WASHINGTON - Last Friday, Sudanese-born Nisrin Elamin, a PhD student at Stanford University, was returning to the United States from a research trip to her home country. She returned the same day President Donald Trump issued an executive order temporarily barring citizens from seven countries, including Sudan.
On arrival at Kennedy Airport in New York, she was briefly handcuffed, patted down and detained for five hours. Not knowing if she would be deported, she said she cried and felt humiliated.
Elamin said she is one of the lucky ones.
Watch: Congressional Democrats Tell Trump to End Travel Ban
“My experience pales in comparison to the vast majority affected by this order: the people who were sent back,” she said in a written statement to VOA. “To me this is a misguided policy targeting people from countries like my own, Sudan, where people are fleeing injustice, war and persecution.”
Elamin is one of tens of thousands of immigrants and visitors from countries affected by the president’s order. The order prohibits people from seven African and Middle Eastern countries from entering the United States for 90 days and halts the U.S. refugee resettlement for 120 days.
U.S. opinion evenly split
The order caused widespread chaos at airports over the weekend and prompted mass demonstrations in major U.S. cities. But many Americans are in favor of the order, according to a poll released Wednesday that showed public support at about 50 percent.
Murshid Barud, a Minnesota resident of Somali origin, backs the president’s action. Barud, who sits on the executive committee of the state’s Republican Party, says the best thing the United States can do is to help the Somalis already living here assimilate, instead of taking in more refugees.
“Those folks should be [examining] how we reintegrate those kids that are already here in the United States with no high school diploma, with no education, with no path to successful life, instead of bringing refugees that are going to have a very hard time in these tough times in the United States,” he told VOA.
Barud said the hundreds of thousands of Somali refugees across the Horn of Africa should try to build new lives in Somalia, despite the chronic chaos and violence there.
“Anybody who cares about the Somali refugees should actually help them resettle in their own home country,” he said. “And make sure that there is peace, security and prosperity in their home country."
Others say Trump’s intent has been distorted as being against Islam. This is partially due to the inflammatory rhetoric Trump used on the campaign trail.
But Mesfin Beshir, an Ethiopian-American and former refugee who ran for a state Senate seat in Massachusetts as a Republican, said he doesn’t believe the order is discriminatory against Islam.
“I think he's trying to act for prevention,” he said. “He is being proactive rather than reactive.”
African immigrant Charles Kambanda, an attorney of Rwandan origin practicing in New York, said the order is simply an expansion of policies under former President Barack Obama that identified people from the seven countries covered by Trump’s order for additional screening and questioning.

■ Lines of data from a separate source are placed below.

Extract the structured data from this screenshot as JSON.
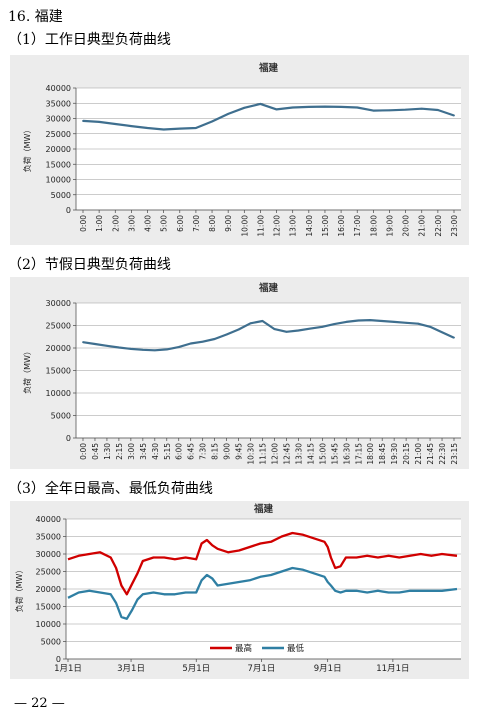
{
  "page": {
    "section_title": "16. 福建",
    "page_number": "— 22 —"
  },
  "chart_data": [
    {
      "type": "line",
      "heading": "（1）工作日典型负荷曲线",
      "title": "福建",
      "xlabel": "",
      "ylabel": "负荷（MW）",
      "ylim": [
        0,
        40000
      ],
      "yticks": [
        0,
        5000,
        10000,
        15000,
        20000,
        25000,
        30000,
        35000,
        40000
      ],
      "grid": true,
      "legend": "none",
      "colors": [
        "#3f6f8f"
      ],
      "categories": [
        "0:00",
        "1:00",
        "2:00",
        "3:00",
        "4:00",
        "5:00",
        "6:00",
        "7:00",
        "8:00",
        "9:00",
        "10:00",
        "11:00",
        "12:00",
        "13:00",
        "14:00",
        "15:00",
        "16:00",
        "17:00",
        "18:00",
        "19:00",
        "20:00",
        "21:00",
        "22:00",
        "23:00"
      ],
      "series": [
        {
          "values": [
            29200,
            28900,
            28200,
            27500,
            26900,
            26400,
            26700,
            26900,
            29000,
            31500,
            33500,
            34800,
            33000,
            33600,
            33800,
            33900,
            33800,
            33600,
            32600,
            32700,
            32900,
            33200,
            32800,
            31000
          ]
        }
      ]
    },
    {
      "type": "line",
      "heading": "（2）节假日典型负荷曲线",
      "title": "福建",
      "xlabel": "",
      "ylabel": "负荷（MW）",
      "ylim": [
        0,
        30000
      ],
      "yticks": [
        0,
        5000,
        10000,
        15000,
        20000,
        25000,
        30000
      ],
      "grid": true,
      "legend": "none",
      "colors": [
        "#3f6f8f"
      ],
      "categories": [
        "0:00",
        "0:45",
        "1:30",
        "2:15",
        "3:00",
        "3:45",
        "4:30",
        "5:15",
        "6:00",
        "6:45",
        "7:30",
        "8:15",
        "9:00",
        "9:45",
        "10:30",
        "11:15",
        "12:00",
        "12:45",
        "13:30",
        "14:15",
        "15:00",
        "15:45",
        "16:30",
        "17:15",
        "18:00",
        "18:45",
        "19:30",
        "20:15",
        "21:00",
        "21:45",
        "22:30",
        "23:15"
      ],
      "series": [
        {
          "values": [
            21300,
            20900,
            20500,
            20100,
            19800,
            19600,
            19500,
            19700,
            20200,
            21000,
            21400,
            22000,
            23000,
            24100,
            25500,
            26000,
            24200,
            23600,
            23900,
            24300,
            24700,
            25300,
            25800,
            26100,
            26200,
            26000,
            25800,
            25600,
            25400,
            24700,
            23500,
            22300
          ]
        }
      ]
    },
    {
      "type": "line",
      "heading": "（3）全年日最高、最低负荷曲线",
      "title": "福建",
      "xlabel": "",
      "ylabel": "负荷（MW）",
      "ylim": [
        0,
        40000
      ],
      "yticks": [
        0,
        5000,
        10000,
        15000,
        20000,
        25000,
        30000,
        35000,
        40000
      ],
      "grid": true,
      "legend": "bottom-center",
      "colors": [
        "#d00000",
        "#2f7fa3"
      ],
      "categories": [
        "1月1日",
        "3月1日",
        "5月1日",
        "7月1日",
        "9月1日",
        "11月1日"
      ],
      "x_days": [
        0,
        59,
        120,
        181,
        243,
        304
      ],
      "series": [
        {
          "name": "最高",
          "x": [
            0,
            10,
            20,
            30,
            40,
            45,
            50,
            55,
            60,
            65,
            70,
            80,
            90,
            100,
            110,
            120,
            125,
            130,
            135,
            140,
            150,
            160,
            170,
            180,
            190,
            200,
            210,
            220,
            230,
            240,
            243,
            246,
            250,
            255,
            260,
            270,
            280,
            290,
            300,
            310,
            320,
            330,
            340,
            350,
            364
          ],
          "values": [
            28500,
            29500,
            30000,
            30500,
            29000,
            26000,
            21000,
            18500,
            21500,
            24500,
            28000,
            29000,
            29000,
            28500,
            29000,
            28500,
            33000,
            34000,
            32500,
            31500,
            30500,
            31000,
            32000,
            33000,
            33500,
            35000,
            36000,
            35500,
            34500,
            33500,
            32000,
            29000,
            26000,
            26500,
            29000,
            29000,
            29500,
            29000,
            29500,
            29000,
            29500,
            30000,
            29500,
            30000,
            29500
          ]
        },
        {
          "name": "最低",
          "x": [
            0,
            10,
            20,
            30,
            40,
            45,
            50,
            55,
            60,
            65,
            70,
            80,
            90,
            100,
            110,
            120,
            125,
            130,
            135,
            140,
            150,
            160,
            170,
            180,
            190,
            200,
            210,
            220,
            230,
            240,
            243,
            246,
            250,
            255,
            260,
            270,
            280,
            290,
            300,
            310,
            320,
            330,
            340,
            350,
            364
          ],
          "values": [
            17500,
            19000,
            19500,
            19000,
            18500,
            16000,
            12000,
            11500,
            14000,
            17000,
            18500,
            19000,
            18500,
            18500,
            19000,
            19000,
            22500,
            24000,
            23000,
            21000,
            21500,
            22000,
            22500,
            23500,
            24000,
            25000,
            26000,
            25500,
            24500,
            23500,
            22000,
            21000,
            19500,
            19000,
            19500,
            19500,
            19000,
            19500,
            19000,
            19000,
            19500,
            19500,
            19500,
            19500,
            20000
          ]
        }
      ],
      "legend_labels": [
        "最高",
        "最低"
      ]
    }
  ]
}
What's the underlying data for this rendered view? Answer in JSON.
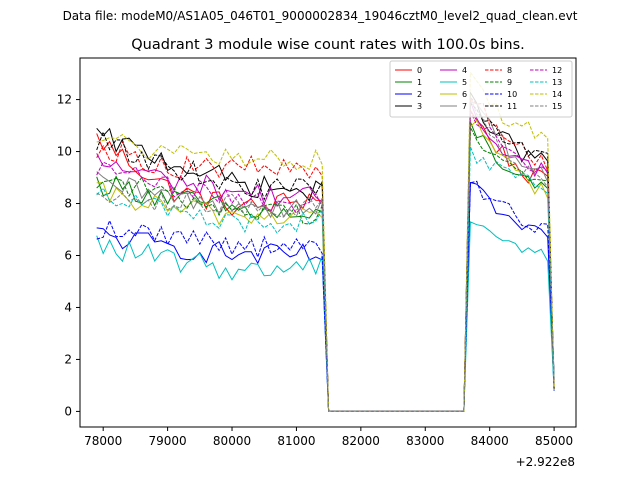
{
  "header": {
    "data_file": "Data file: modeM0/AS1A05_046T01_9000002834_19046cztM0_level2_quad_clean.evt"
  },
  "chart_data": {
    "type": "line",
    "title": "Quadrant 3 module wise count rates with 100.0s bins.",
    "xlabel": "",
    "ylabel": "",
    "x_offset_label": "+2.922e8",
    "xlim": [
      77640,
      85340
    ],
    "ylim": [
      -0.6,
      13.6
    ],
    "x_ticks": [
      78000,
      79000,
      80000,
      81000,
      82000,
      83000,
      84000,
      85000
    ],
    "x_tick_labels": [
      "78000",
      "79000",
      "80000",
      "81000",
      "82000",
      "83000",
      "84000",
      "85000"
    ],
    "y_ticks": [
      0,
      2,
      4,
      6,
      8,
      10,
      12
    ],
    "y_tick_labels": [
      "0",
      "2",
      "4",
      "6",
      "8",
      "10",
      "12"
    ],
    "grid": false,
    "legend_position": "top-right",
    "legend_columns": 4,
    "segments": [
      {
        "x_start": 77900,
        "x_end": 81400,
        "n": 36
      },
      {
        "x_start": 83700,
        "x_end": 84900,
        "n": 13
      }
    ],
    "series": [
      {
        "name": "0",
        "color": "#ff0000",
        "dash": "solid",
        "seg1": [
          10.5,
          8.5,
          7.8,
          8.3
        ],
        "seg2": [
          11.5,
          10.2,
          9.2,
          8.8
        ]
      },
      {
        "name": "1",
        "color": "#008000",
        "dash": "solid",
        "seg1": [
          8.8,
          8.2,
          7.7,
          7.4
        ],
        "seg2": [
          11.0,
          9.8,
          8.8,
          8.4
        ]
      },
      {
        "name": "2",
        "color": "#0000ff",
        "dash": "solid",
        "seg1": [
          6.8,
          6.3,
          6.0,
          6.0
        ],
        "seg2": [
          8.6,
          7.8,
          7.0,
          6.6
        ]
      },
      {
        "name": "3",
        "color": "#000000",
        "dash": "solid",
        "seg1": [
          10.6,
          9.6,
          8.7,
          8.4
        ],
        "seg2": [
          12.0,
          10.8,
          9.9,
          9.6
        ]
      },
      {
        "name": "4",
        "color": "#bf00bf",
        "dash": "solid",
        "seg1": [
          9.6,
          8.9,
          8.4,
          8.2
        ],
        "seg2": [
          11.6,
          10.4,
          9.6,
          9.2
        ]
      },
      {
        "name": "5",
        "color": "#00bfbf",
        "dash": "solid",
        "seg1": [
          6.4,
          5.8,
          5.4,
          5.7
        ],
        "seg2": [
          7.6,
          6.8,
          6.3,
          5.9
        ]
      },
      {
        "name": "6",
        "color": "#bfbf00",
        "dash": "solid",
        "seg1": [
          8.4,
          7.8,
          7.5,
          7.6
        ],
        "seg2": [
          11.2,
          10.0,
          9.0,
          8.4
        ]
      },
      {
        "name": "7",
        "color": "#808080",
        "dash": "solid",
        "seg1": [
          8.8,
          8.2,
          7.9,
          7.9
        ],
        "seg2": [
          12.1,
          10.6,
          9.5,
          9.1
        ]
      },
      {
        "name": "8",
        "color": "#ff0000",
        "dash": "dashed",
        "seg1": [
          10.2,
          9.4,
          9.4,
          9.2
        ],
        "seg2": [
          12.2,
          11.0,
          10.0,
          9.6
        ]
      },
      {
        "name": "9",
        "color": "#008000",
        "dash": "dashed",
        "seg1": [
          9.0,
          8.3,
          7.7,
          7.6
        ],
        "seg2": [
          11.0,
          9.8,
          9.2,
          8.6
        ]
      },
      {
        "name": "10",
        "color": "#0000ff",
        "dash": "dashed",
        "seg1": [
          7.0,
          6.8,
          6.4,
          6.2
        ],
        "seg2": [
          8.8,
          8.0,
          7.4,
          7.0
        ]
      },
      {
        "name": "11",
        "color": "#000000",
        "dash": "dashed",
        "seg1": [
          10.4,
          9.4,
          8.6,
          8.5
        ],
        "seg2": [
          11.8,
          10.8,
          10.2,
          9.8
        ]
      },
      {
        "name": "12",
        "color": "#bf00bf",
        "dash": "dashed",
        "seg1": [
          9.4,
          8.6,
          8.2,
          8.0
        ],
        "seg2": [
          11.4,
          10.4,
          9.8,
          9.2
        ]
      },
      {
        "name": "13",
        "color": "#00bfbf",
        "dash": "dashed",
        "seg1": [
          8.6,
          7.6,
          7.2,
          7.4
        ],
        "seg2": [
          10.0,
          9.4,
          8.9,
          8.4
        ]
      },
      {
        "name": "14",
        "color": "#bfbf00",
        "dash": "dashed",
        "seg1": [
          10.6,
          9.8,
          9.8,
          9.6
        ],
        "seg2": [
          12.8,
          11.6,
          11.0,
          10.6
        ]
      },
      {
        "name": "15",
        "color": "#808080",
        "dash": "dashed",
        "seg1": [
          8.6,
          8.0,
          7.9,
          7.8
        ],
        "seg2": [
          11.8,
          10.2,
          9.4,
          8.8
        ]
      }
    ],
    "gap_value": 0.0,
    "final_drop_value": 1.0
  }
}
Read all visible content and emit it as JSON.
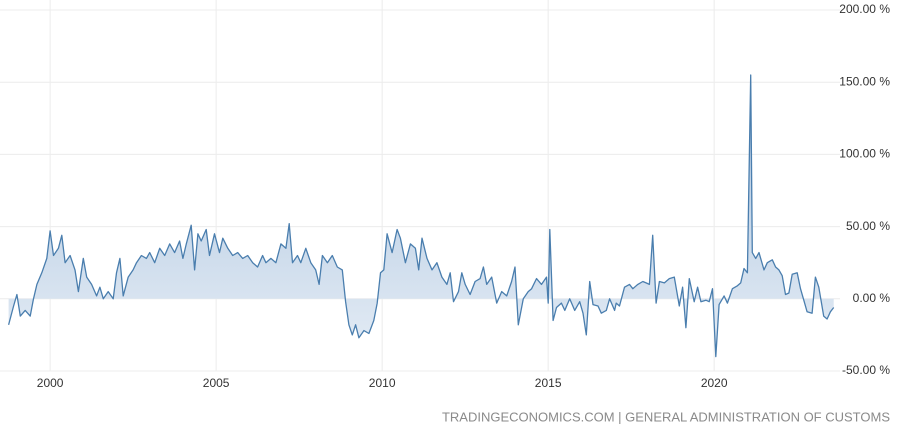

Kambanda pointed out that although the United States is a generous country that has historically taken in refugees, it has no obligation to do so if that could put its citizens at risk.
Does the order protect Americans?
Protecting Americans was the reason Trump cited for his directives. All of the countries affected by the travel ban have a history of hosting or supporting groups the United States has designated as terrorist, most notably al-Qaida and Islamic State.
However, John Cohen, former counterterrorism coordinator and acting undersecretary for intelligence and analysis at the U.S. Department of Homeland Security, said the order actually represents a break from the best practices adopted for screenings in recent years.
Authorities have moved away from country-specific vetting programs and focused more on intelligence-driven vetting based on the travel patterns and behaviors of potential terrorists, he said.
Cohen said that using such information helps officials focus their attention on people most likely to pose a threat.
“The problem with country-based vetting or country-based restrictions is that you are negatively impacting a large number of people who've done nothing wrong,” he said.
The order also creates ill will toward the United States, Cohen said, and does nothing to address the most likely perpetrators of future attacks: lone wolf attackers already living in the country.
“The primary terrorist threat facing the United States today comes from individuals who are already here, who become inspired by what they see on the internet and who carry out terrorist attacks in this country independent of any foreign terrorist organization,” Cohen said.
During the past two years, the United States has seen multiple attacks by people who fit that description, he said, such as the man who opened fire inside Orlando’s Pulse nightclub, killing nearly 50 people.
So Cohen is not a believer in Trump’s directives.
“This order, in particular the restrictions of travel from these countries, will do nothing to address that serious threat currently facing the U.S.,” he said.